Drug-resistant epilepsy drug Ontozry backed by NICE
NHS patients in England and Wales with drug-resistant epilepsy are in line for access to another treatment option, after NICE recommended routine use of Angelini group company Arvelle Pharma’s Ontozry.
The cost-effectiveness agency has backed Ontozry (cenobamate) as an option for treating focal onset seizures with or without secondary generalised seizures in adults with drug-resistant epilepsy that has not been adequately controlled with at least two prior antiseizure medicines.
It is recommended only if it is used as an add-on treatment, after at least one other add-on treatment has not controlled seizures, and treatment is started in a tertiary epilepsy service.
NICE notes in its final appraisal document (FAD) for the drug that many patients with this form of epilepsy may have to try a range of medicines, both alone and in combination, in order to control seizures. However third-line therapy is generally not very effective, and patients may have to resort to invasive therapy options like resective surgery and vagal nerve stimulation.
Epilepsy affects more than 600,000 people in the UK and for some, seizures can be life-threatening. It is estimated that around 1,000 people die in the UK every year because of the condition. Focal onset seizure is a type of epilepsy in which seizures start in one side of the brain, acconting for around 60% of all epilepsy cases.
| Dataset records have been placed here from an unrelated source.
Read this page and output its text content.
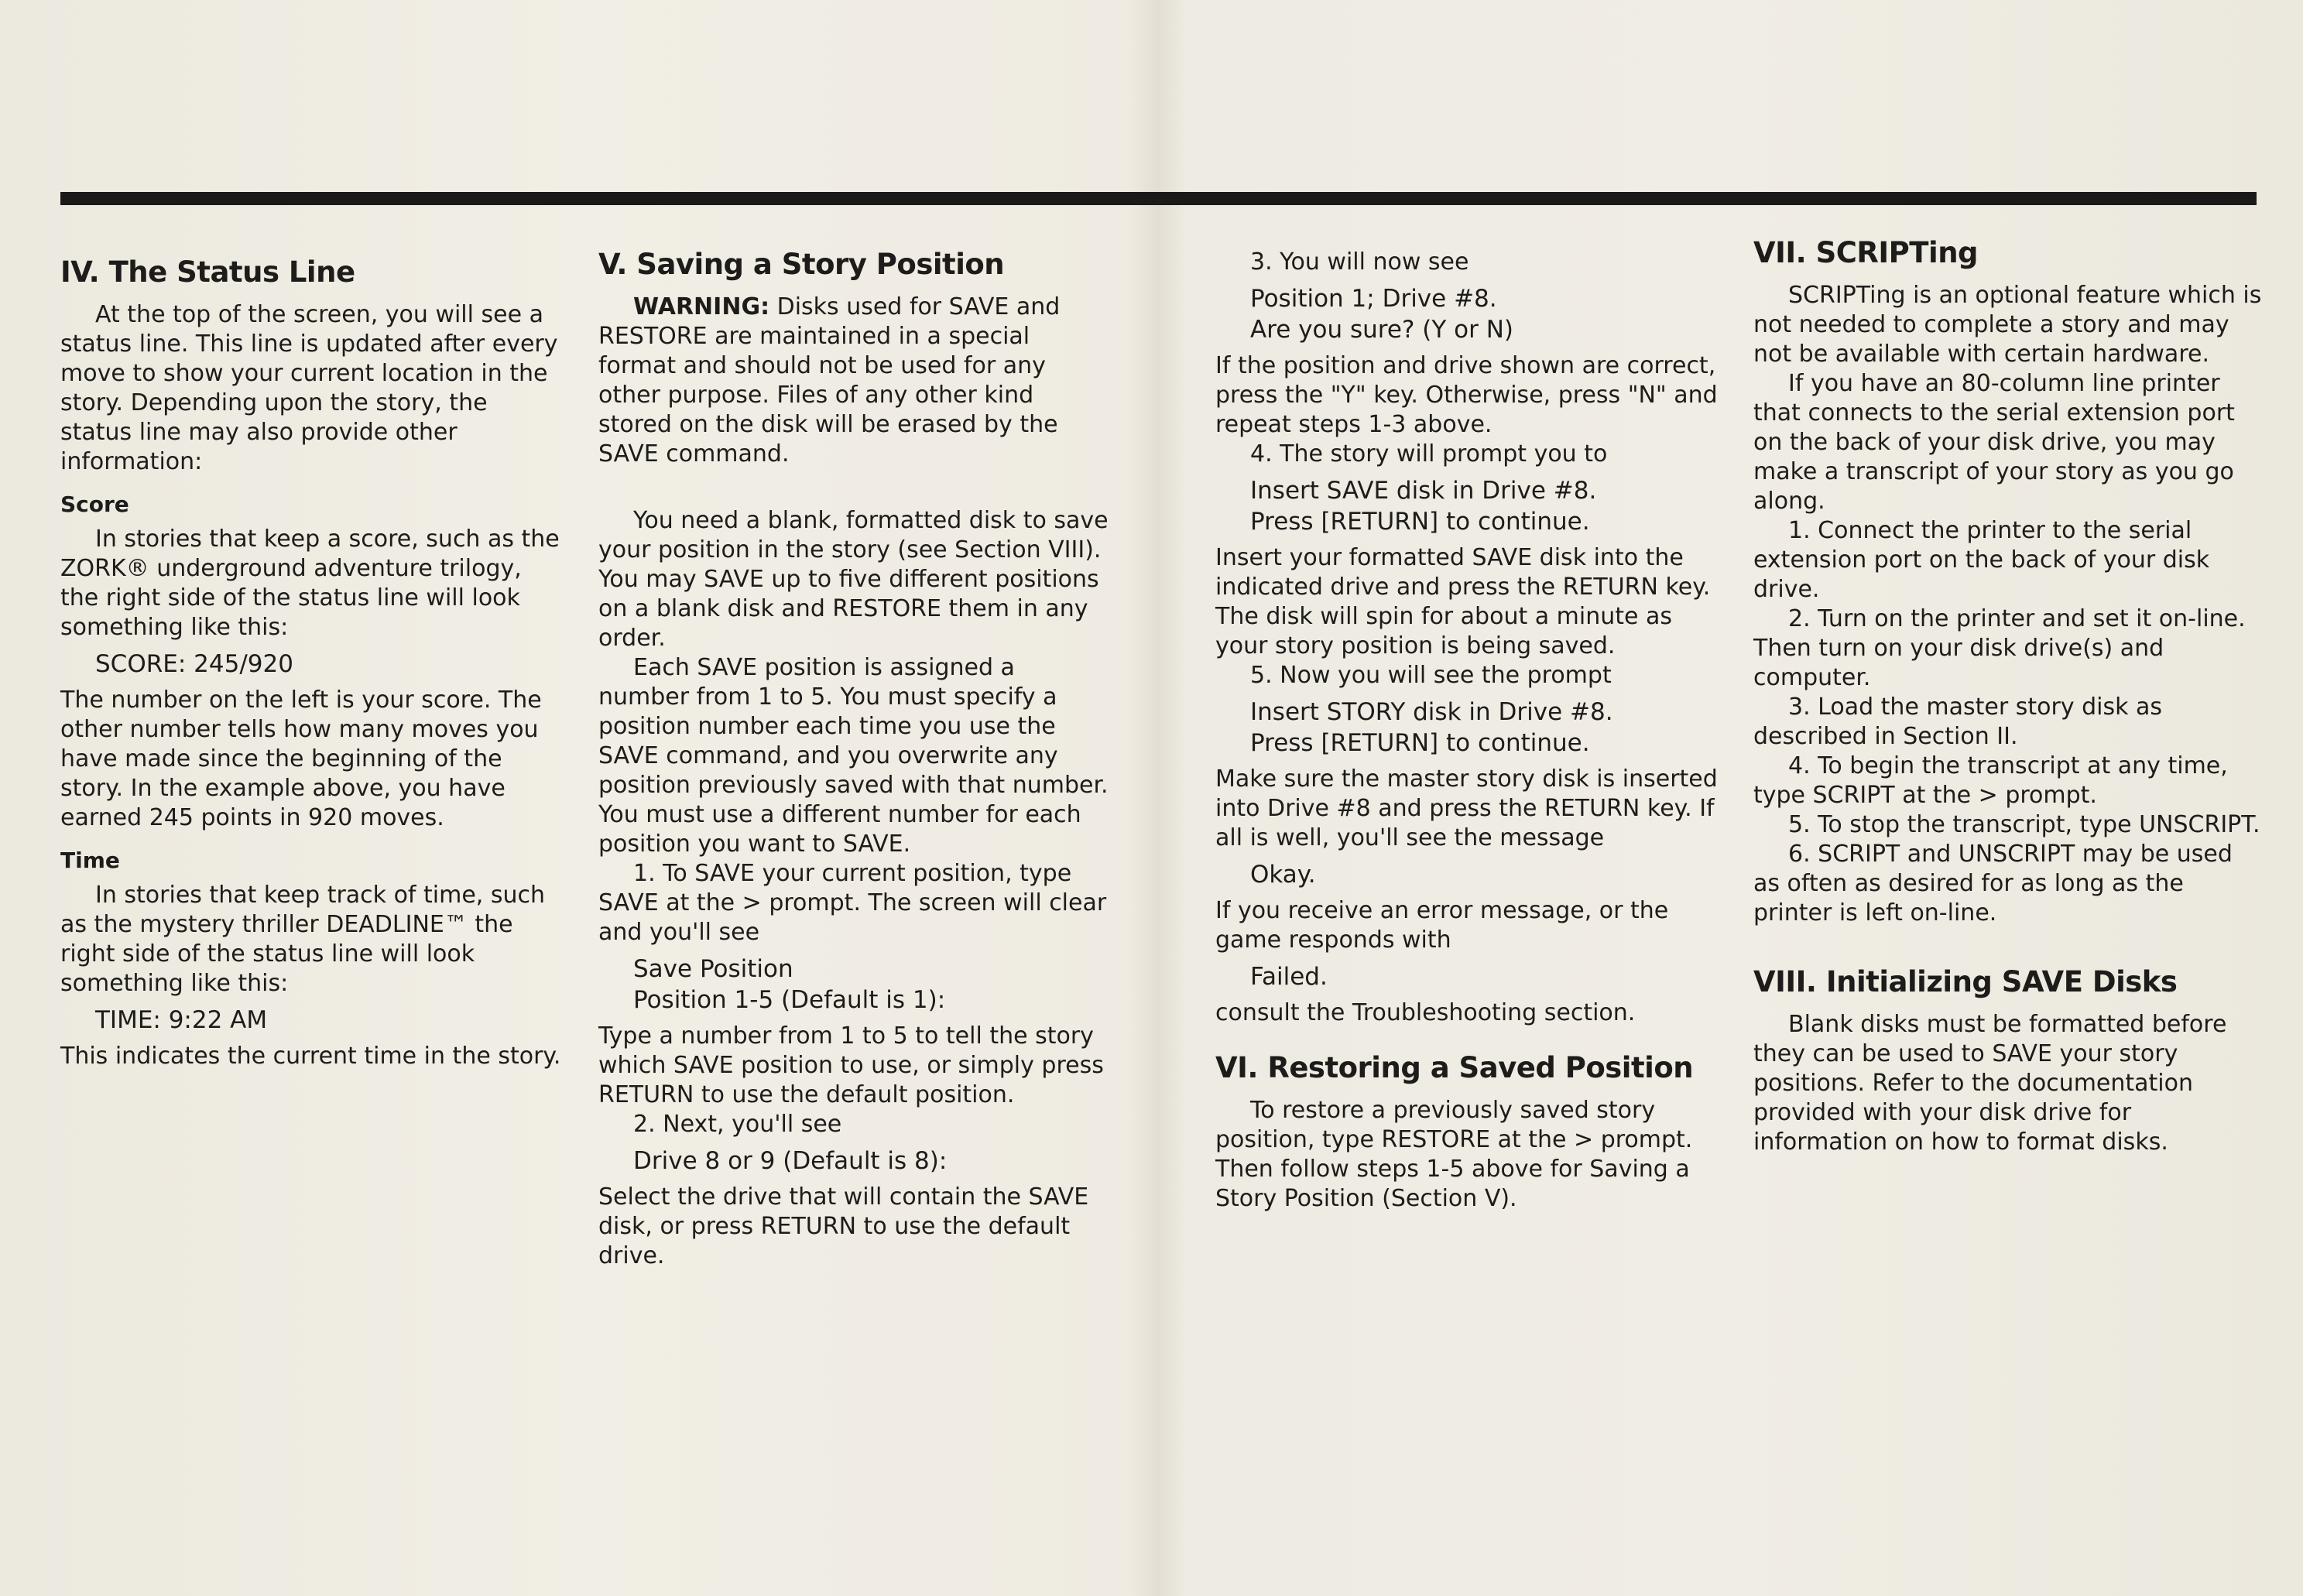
IV. The Status Line

At the top of the screen, you will see a status line. This line is updated after every move to show your current location in the story. Depending upon the story, the status line may also provide other information:

Score

In stories that keep a score, such as the ZORK® underground adventure trilogy, the right side of the status line will look something like this:

SCORE: 245/920

The number on the left is your score. The other number tells how many moves you have made since the beginning of the story. In the example above, you have earned 245 points in 920 moves.

Time

In stories that keep track of time, such as the mystery thriller DEADLINE™ the right side of the status line will look something like this:

TIME: 9:22 AM

This indicates the current time in the story.

V. Saving a Story Position

WARNING: Disks used for SAVE and RESTORE are maintained in a special format and should not be used for any other purpose. Files of any other kind stored on the disk will be erased by the SAVE command.

You need a blank, formatted disk to save your position in the story (see Section VIII). You may SAVE up to five different positions on a blank disk and RESTORE them in any order.

Each SAVE position is assigned a number from 1 to 5. You must specify a position number each time you use the SAVE command, and you overwrite any position previously saved with that number. You must use a different number for each position you want to SAVE.

1. To SAVE your current position, type SAVE at the > prompt. The screen will clear and you'll see

Save Position
Position 1-5 (Default is 1):

Type a number from 1 to 5 to tell the story which SAVE position to use, or simply press RETURN to use the default position.

2. Next, you'll see

Drive 8 or 9 (Default is 8):

Select the drive that will contain the SAVE disk, or press RETURN to use the default drive.

3. You will now see

Position 1; Drive #8.
Are you sure? (Y or N)

If the position and drive shown are correct, press the "Y" key. Otherwise, press "N" and repeat steps 1-3 above.

4. The story will prompt you to

Insert SAVE disk in Drive #8.
Press [RETURN] to continue.

Insert your formatted SAVE disk into the indicated drive and press the RETURN key. The disk will spin for about a minute as your story position is being saved.

5. Now you will see the prompt

Insert STORY disk in Drive #8.
Press [RETURN] to continue.

Make sure the master story disk is inserted into Drive #8 and press the RETURN key. If all is well, you'll see the message

Okay.

If you receive an error message, or the game responds with

Failed.

consult the Troubleshooting section.

VI. Restoring a Saved Position

To restore a previously saved story position, type RESTORE at the > prompt. Then follow steps 1-5 above for Saving a Story Position (Section V).

VII. SCRIPTing

SCRIPTing is an optional feature which is not needed to complete a story and may not be available with certain hardware.

If you have an 80-column line printer that connects to the serial extension port on the back of your disk drive, you may make a transcript of your story as you go along.

1. Connect the printer to the serial extension port on the back of your disk drive.

2. Turn on the printer and set it on-line. Then turn on your disk drive(s) and computer.

3. Load the master story disk as described in Section II.

4. To begin the transcript at any time, type SCRIPT at the > prompt.

5. To stop the transcript, type UNSCRIPT.

6. SCRIPT and UNSCRIPT may be used as often as desired for as long as the printer is left on-line.

VIII. Initializing SAVE Disks

Blank disks must be formatted before they can be used to SAVE your story positions. Refer to the documentation provided with your disk drive for information on how to format disks.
“The FAD is a significant milestone for cenobamate and takes us closer towards reimbursement in England and Wales,” commented Stuart Mulheron, general manager UK & Ireland, Angelini Pharma.
“We look forward to the full technology appraisal guidance (TAG) which is due to be published in early December 2021,” he added.
An opinion from the Scottish Medicine Consortium (SMC) on the use of the drug by NHS Scotland is expected to be published early in 2022.
Italian group Angelini acquired Switzerland’s Arvelle Pharma earlier this year in a deal valued at up to $960 million, a few days after Ontozry was recommended for approval by the EMA’s human medicines committee.
The drug was eventually cleared in the EU in April, with the UK giving it a green light in June. The approvals were based on data from clinical trials CO17 and CO21 of Ontozry, involving 1,784 patients, which showed a 35% to 55% reduction in focal-onset seizures with treatment, depending on the dose used.
Cenobamate was originally developed by South Korean biotech SK Biopharmaceuticals, and was approved as Xcopri in the US in 2019. The drug made almost $17 million in US sales in the third quarter.